Dayton police said the 52-year-old woman was revived with a heroin antidote that’s been distributed in Ohio since last fall. Both were found unresponsive at their home Monday, and the son, Paul Eversole, didn’t survive.
His mother, Patricia Eversole, remained hospitalized, but details of her condition weren’t available.
The overdose happened two days before Project DAWN – Death Avoidance by Naloxone – was scheduled to be launched in the Eversoles’ east Dayton neighborhood, the Dayton Daily News (http://bit.ly/1kpO2vR) reported. The program will distribute the heroin antidote as part of the community-based overdose prevention program.
The program will target family members, friends, spouses and “folks who are in proximity, living with someone, or would encounter someone that might overdose,” said Amanda Arrington, director of community development at East End Community Services.
Police and people in the community say the heroin problem in the community is especially bad.
“When you see the map of the overdose deaths in east Dayton it’s to the point of being epidemic,” Dayton police Maj.
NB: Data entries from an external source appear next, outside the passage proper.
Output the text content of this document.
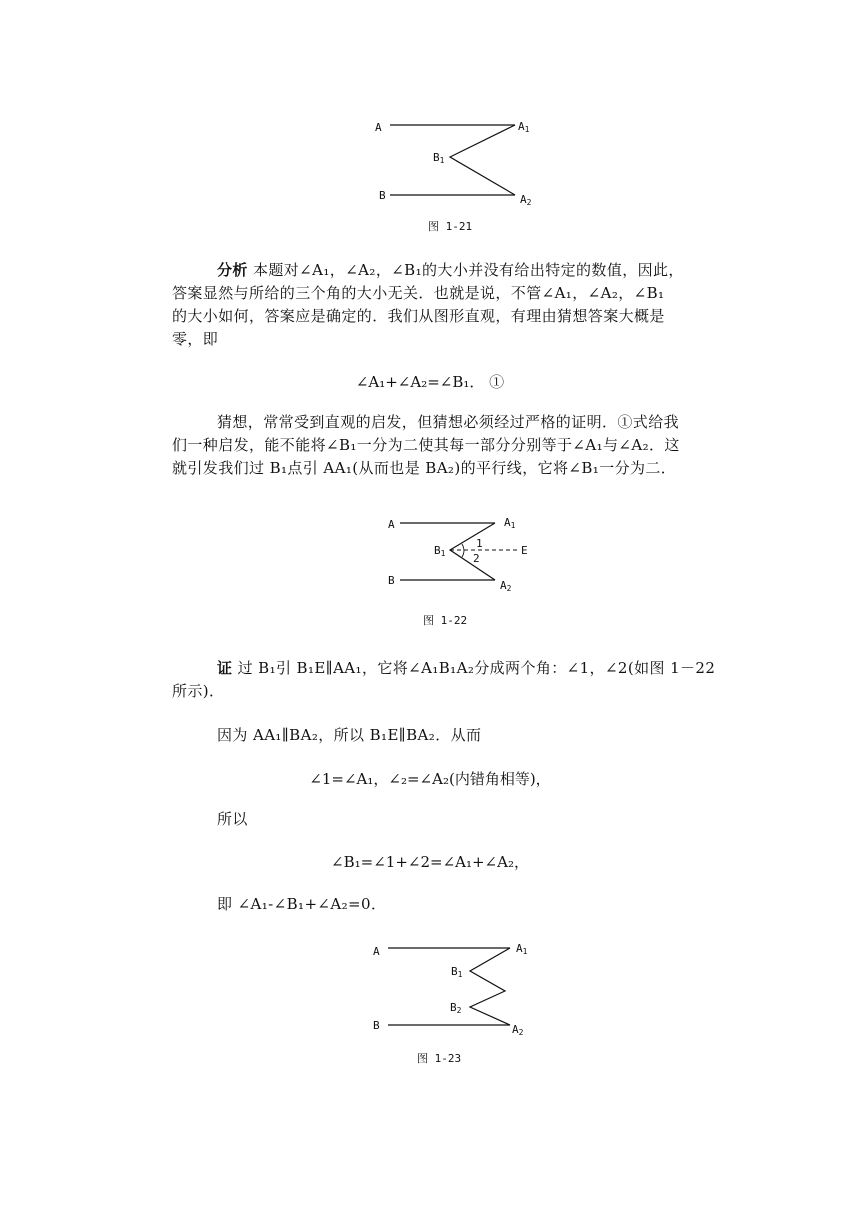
A	$A_1$
$B_1$
B	$A_2$
图 1-21

分析 本题对∠A₁，∠A₂，∠B₁的大小并没有给出特定的数值，因此，

答案显然与所给的三个角的大小无关．也就是说，不管∠A₁，∠A₂，∠B₁

的大小如何，答案应是确定的．我们从图形直观，有理由猜想答案大概是

零，即

∠A₁+∠A₂=∠B₁． ①

猜想，常常受到直观的启发，但猜想必须经过严格的证明．①式给我

们一种启发，能不能将∠B₁一分为二使其每一部分分别等于∠A₁与∠A₂．这

就引发我们过 B₁点引 AA₁(从而也是 BA₂)的平行线，它将∠B₁一分为二．

A	$A_1$
$B_1$
1
2
E
B	$A_2$
图 1-22

证 过 B₁引 B₁E∥AA₁，它将∠A₁B₁A₂分成两个角：∠1，∠2(如图 1－22

所示)．

因为 AA₁∥BA₂，所以 B₁E∥BA₂．从而

∠1=∠A₁，∠₂=∠A₂(内错角相等)，

所以

∠B₁=∠1+∠2=∠A₁+∠A₂，

即 ∠A₁-∠B₁+∠A₂=0．

A	$A_1$
$B_1$
$B_2$
B	$A_2$
图 1-23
Brian Johns said. “That man that died was in his 30s and he’s married with kids and now his kids won’t have a father for their rest of their life.”
Officials say it’s a growing problem all over the state and nation.
Ohio saw a record 1,914 drug overdose deaths in 2012, according to Department of Health data. Heroin-related deaths soared 60 percent to 680 in 2012, the most recent year of available data, the Health Department found.